The poster sessions revealed the incredible breadth of current AI research. I saw compelling work on jailbreak attack defense from UESTC, adaptive multidimensional jailbreak evaluation from SJTU, and RAG poisoning defense from Zhejiang University. Hong Kong Polytechnic presented watermarking techniques for adversarial model theft protection, while HIT showcased LLM hallucination detection and handling approaches.

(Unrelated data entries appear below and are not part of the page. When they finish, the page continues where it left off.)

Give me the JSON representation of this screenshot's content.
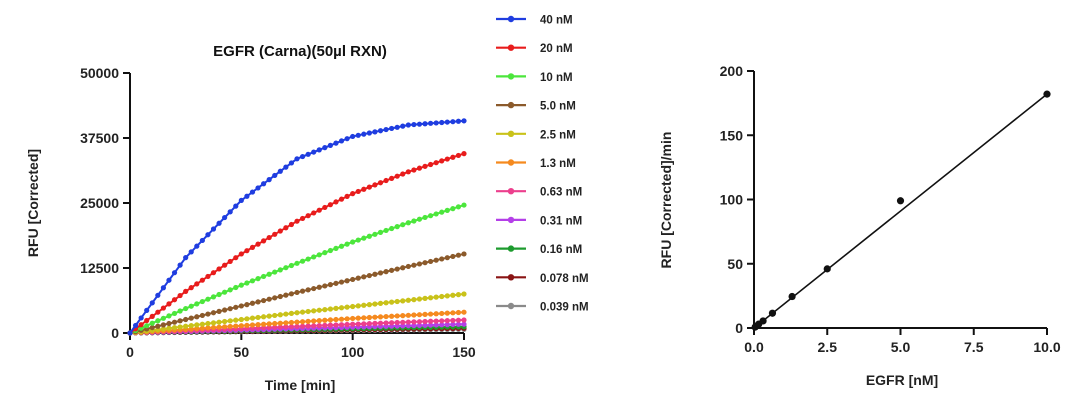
{
  "chart_data": [
    {
      "type": "line",
      "title": "EGFR (Carna)(50µl RXN)",
      "xlabel": "Time [min]",
      "ylabel": "RFU [Corrected]",
      "xlim": [
        0,
        150
      ],
      "ylim": [
        0,
        50000
      ],
      "x_ticks": [
        "0",
        "50",
        "100",
        "150"
      ],
      "y_ticks": [
        "0",
        "12500",
        "25000",
        "37500",
        "50000"
      ],
      "grid": false,
      "legend": "right",
      "x": [
        0,
        25,
        50,
        75,
        100,
        125,
        150
      ],
      "series": [
        {
          "name": "40 nM",
          "color": "#1f3de0",
          "values": [
            0,
            14500,
            25500,
            33500,
            37800,
            40000,
            40800
          ]
        },
        {
          "name": "20 nM",
          "color": "#e81c1c",
          "values": [
            0,
            8000,
            15200,
            21500,
            26800,
            31000,
            34500
          ]
        },
        {
          "name": "10 nM",
          "color": "#4ce63c",
          "values": [
            0,
            4700,
            9200,
            13400,
            17500,
            21200,
            24600
          ]
        },
        {
          "name": "5.0 nM",
          "color": "#8b5a2b",
          "values": [
            0,
            2600,
            5200,
            7800,
            10300,
            12800,
            15200
          ]
        },
        {
          "name": "2.5 nM",
          "color": "#c9c21a",
          "values": [
            0,
            1300,
            2600,
            3900,
            5100,
            6300,
            7500
          ]
        },
        {
          "name": "1.3 nM",
          "color": "#f58a1f",
          "values": [
            0,
            700,
            1400,
            2100,
            2800,
            3400,
            4000
          ]
        },
        {
          "name": "0.63 nM",
          "color": "#ec3f8d",
          "values": [
            0,
            420,
            840,
            1260,
            1680,
            2100,
            2500
          ]
        },
        {
          "name": "0.31 nM",
          "color": "#b43fe8",
          "values": [
            0,
            280,
            560,
            840,
            1120,
            1400,
            1700
          ]
        },
        {
          "name": "0.16 nM",
          "color": "#1d9b2e",
          "values": [
            0,
            200,
            400,
            600,
            800,
            1000,
            1200
          ]
        },
        {
          "name": "0.078 nM",
          "color": "#8a1414",
          "values": [
            0,
            150,
            300,
            450,
            600,
            750,
            900
          ]
        },
        {
          "name": "0.039 nM",
          "color": "#8a8a8a",
          "values": [
            0,
            120,
            240,
            360,
            480,
            600,
            700
          ]
        }
      ]
    },
    {
      "type": "scatter",
      "title": "",
      "xlabel": "EGFR [nM]",
      "ylabel": "RFU [Corrected]/min",
      "xlim": [
        0,
        10
      ],
      "ylim": [
        0,
        200
      ],
      "x_ticks": [
        "0.0",
        "2.5",
        "5.0",
        "7.5",
        "10.0"
      ],
      "y_ticks": [
        "0",
        "50",
        "100",
        "150",
        "200"
      ],
      "grid": false,
      "points": {
        "x": [
          0.039,
          0.078,
          0.16,
          0.31,
          0.63,
          1.3,
          2.5,
          5.0,
          10.0
        ],
        "y": [
          0.7,
          1.5,
          3.0,
          5.5,
          11.5,
          24.5,
          46,
          99,
          182
        ]
      },
      "fit_line": {
        "x": [
          0,
          10
        ],
        "y": [
          0,
          182
        ]
      }
    }
  ]
}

Other notable works included Kuaishou's research on LLM alignment for local lifestyle recommendations, HUST's fascinating multi-agent system for playing lateral thinking puzzle games, and various approaches to LLM fingerprinting for addressing model theft and ownership issues. Each poster represented countless hours of work, and together they painted a picture of a field grappling with both the promises and perils of increasingly capable AI systems.

Reflections

Walking through the conference halls, from the technical sessions to the poster exhibitions, I was struck by a sense of collective purpose. We were all there because we believed that understanding these systems—their capabilities, their limitations, their vulnerabilities—matters. The conversations I had weren't just about citations and benchmarks; they were about responsibility and foresight.

Singapore itself seemed like an apt metaphor for the AI field we were discussing. Here was a city-state that had transformed itself through careful planning and technological adoption, creating something that felt simultaneously traditional and futuristic. Gardens bloomed next to skyscrapers. Historic neighborhoods bordered cutting-edge developments. Perhaps that's the future we're trying to build with AI—systems that enhance rather than replace, that serve humanity while respecting our values and diversity.

As I boarded my flight home, laptop bag heavy with new ideas and phone full of new contacts, I found myself already looking forward to the next conference. Not just for the research presentations or the networking opportunities, but for the reminder that we're all in this together—researchers from different institutions, different countries, different backgrounds, united by curiosity and a sense of responsibility to get this right.

And yes, I'll definitely be stopping by Mr. Coconut if I ever make it back to Singapore. Some discoveries, after all, deserve to be repeated.

Merlion


The AAAI Conference on Artificial Intelligence (AAAI-26) was held January 22-23, 2026, in Singapore.